Los Angeles Art Show thrives in new, larger venue

Art Business News, Jan, 2003 by Laura Meyers

LOS ANGELES -- The 2002 edition of the Los Angeles Art Show, held October 3 to 6 in Santa Monica's Barker Hanger and sponsored by the Fine Art Dealers Association, was deemed a smashing success by its organizers. Prompted by a two-page editorial feature spread in The Los Angeles Times, more than 2,000 art lovers paying $100 apiece crowded into a three-hour opening-night benefit reception. Over the following three days, the steady stream of visitors reached more than 8,000, according to Kim Martindale, show promoter.

"We were very pleased," said Martindale. "One of the goals of this show was to bring in first-time buyers, and we had emphasized this with the art dealers. There were some paintings priced at $3,000 to $4,000. And we think our efforts succeeded. In our surveys of attendees, 30 to 40 percent had never been to the L.A. Art Show before."

The 49 participating art dealers exhibited more than 3,000 paintings from old masters to cutting-edge contemporary art and, for the first time, photographs. The highest-priced piece, at $2.5 million, was Albert Bierstad's "Rocky Mountain Sheep" (1880) offered by Spanierman Gallery of New York. But whether they were high-end or affordable, all of the art works were vetted for provenance and authenticity, according to Martindale. With this year's change of venue to a 10,000-square-foot facility, he added, booth size increased from a typical 20 feet in recent years to 40, 50 or even 60 feet. "The more expansive booths gave the dealers more space to play with," said Martindale.

In the attempt to build a West Coast art fair of equal stature, if not identical focus, to the Armory Show in New York, the Los Angeles Art Show organizers brought in a group of hip contemporary galleries, including Paul Kopeikin Gallery, a fine art photography gallery in Los Angeles; Praxis Mexico of Mexico City; Latin American Contemporary Gallery of Tegucigalpa, Honduras and (soon) Los Angeles; Jonathan Novak Fine Art of Los Angeles; John Pence Gallery of San Francisco; and Grant Selwyn Fine Art of Beverly Hills, among others. However, the mix wasn't perfect, according to Marc Selwyn and some of the other contemporary dealers who said they had many visitors more interested in the traditional works. "On the positive side," Selwyn said, "they brought a lot of people out to the show--a very good turn-out of the general public, though there were not a lot of seasoned collectors" of contemporary work.

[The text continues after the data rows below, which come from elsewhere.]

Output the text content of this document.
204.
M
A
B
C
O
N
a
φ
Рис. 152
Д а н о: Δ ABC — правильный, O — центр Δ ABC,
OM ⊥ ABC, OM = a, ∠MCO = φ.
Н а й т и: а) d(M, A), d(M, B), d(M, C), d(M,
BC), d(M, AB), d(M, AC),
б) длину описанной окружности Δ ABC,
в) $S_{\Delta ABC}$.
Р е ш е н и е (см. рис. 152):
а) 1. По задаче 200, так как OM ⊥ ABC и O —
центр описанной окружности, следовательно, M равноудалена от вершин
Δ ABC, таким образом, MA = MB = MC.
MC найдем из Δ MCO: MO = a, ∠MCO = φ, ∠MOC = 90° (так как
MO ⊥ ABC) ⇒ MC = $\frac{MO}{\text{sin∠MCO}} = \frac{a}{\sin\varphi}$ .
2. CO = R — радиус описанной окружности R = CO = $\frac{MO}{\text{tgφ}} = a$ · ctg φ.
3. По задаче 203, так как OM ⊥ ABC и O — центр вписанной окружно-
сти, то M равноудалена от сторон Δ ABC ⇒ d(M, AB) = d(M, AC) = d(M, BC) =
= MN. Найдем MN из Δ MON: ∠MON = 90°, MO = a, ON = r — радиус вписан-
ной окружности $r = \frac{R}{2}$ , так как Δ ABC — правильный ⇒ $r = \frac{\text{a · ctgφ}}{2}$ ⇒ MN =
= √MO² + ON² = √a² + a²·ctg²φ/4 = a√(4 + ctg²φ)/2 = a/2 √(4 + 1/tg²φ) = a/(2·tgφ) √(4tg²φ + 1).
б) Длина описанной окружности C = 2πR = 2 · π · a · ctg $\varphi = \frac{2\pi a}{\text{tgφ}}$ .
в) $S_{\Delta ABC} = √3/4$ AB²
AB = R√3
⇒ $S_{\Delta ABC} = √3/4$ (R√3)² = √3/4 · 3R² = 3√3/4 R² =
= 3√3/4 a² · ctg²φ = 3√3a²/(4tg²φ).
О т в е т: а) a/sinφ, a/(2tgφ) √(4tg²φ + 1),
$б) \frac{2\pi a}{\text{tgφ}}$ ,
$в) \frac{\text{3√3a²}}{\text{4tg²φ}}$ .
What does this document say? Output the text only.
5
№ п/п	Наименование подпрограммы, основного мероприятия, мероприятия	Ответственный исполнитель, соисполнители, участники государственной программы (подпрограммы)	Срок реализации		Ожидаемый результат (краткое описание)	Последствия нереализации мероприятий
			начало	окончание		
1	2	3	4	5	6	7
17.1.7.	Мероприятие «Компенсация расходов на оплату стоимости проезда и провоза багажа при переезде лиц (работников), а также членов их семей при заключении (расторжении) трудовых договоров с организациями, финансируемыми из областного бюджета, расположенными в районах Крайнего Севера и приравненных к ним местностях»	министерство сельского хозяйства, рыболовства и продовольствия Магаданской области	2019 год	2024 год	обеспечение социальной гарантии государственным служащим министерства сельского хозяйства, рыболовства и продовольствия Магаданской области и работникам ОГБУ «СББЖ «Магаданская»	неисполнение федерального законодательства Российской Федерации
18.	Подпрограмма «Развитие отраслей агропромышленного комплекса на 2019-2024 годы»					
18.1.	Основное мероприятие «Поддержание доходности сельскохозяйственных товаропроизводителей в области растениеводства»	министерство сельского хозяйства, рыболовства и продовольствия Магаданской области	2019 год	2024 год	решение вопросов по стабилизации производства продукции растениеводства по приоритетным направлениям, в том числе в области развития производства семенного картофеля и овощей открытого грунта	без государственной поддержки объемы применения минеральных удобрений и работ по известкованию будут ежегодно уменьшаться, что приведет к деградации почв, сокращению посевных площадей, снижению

Conversely, first-time exhibitor Marsha Child, owner of Marsha Child Contemporary in Princeton, N.J., was very encouraged by her maiden voyage to the Los Angeles Art Show. "This was my first opportunity to exhibit on the West Coast," said Child, who has owned her gallery, which specializes in contemporary Eastern and Central European works with a figurative bent, for nine years. "It was really a pleasurable show, and it was packed all weekend long. I was very pleased, too, with our sales results. I covered all my costs, and I was very encouraged with all the questions about my works, which really were new to this audience."

Longtime FADA exhibitor Martha Mitchell of Mitchell-Brown Fine Art in Scottsdale, Ariz., noted that "we were apprehensive about moving to another new location, but the crowd is definitely here. And it is a very different crowd than in prior years. We don't depend on shows like this for our gallery income--it's an effort for us to come. But this show was successful. We sold three paintings," including works by Ramos-Martinez, Clyde Aspervig and Edgar Payne.

In fact, Payne's works were the hit of this year's show, along with works by Maynard Dixon. For instance, within the first hour of the opening reception a collector snapped up Payne's "Three Navajos," priced at $365,000 at The Redfern Gallery of Laguna Beach, Calif. Gallerist Rick Redfern was thrilled with his results. "I sold $500,000 on opening night with three paintings and two more works on Friday. It's the best opening we ever had," he reported.

Another FADA member and longtime exhibitor, Vincent Vallarino of The Greenwich Gallery in Greenwich, Conn., also had a successful show.

"This show has been reinvented on several levels. It has had good collectors, and it seems that everyone is selling. At least, we've sold several things," said Vallarino, whose gallery specializes in 19th- and early 20th-century American and European works. "We've met new collectors and also some important designers. This expanded show has worked for us."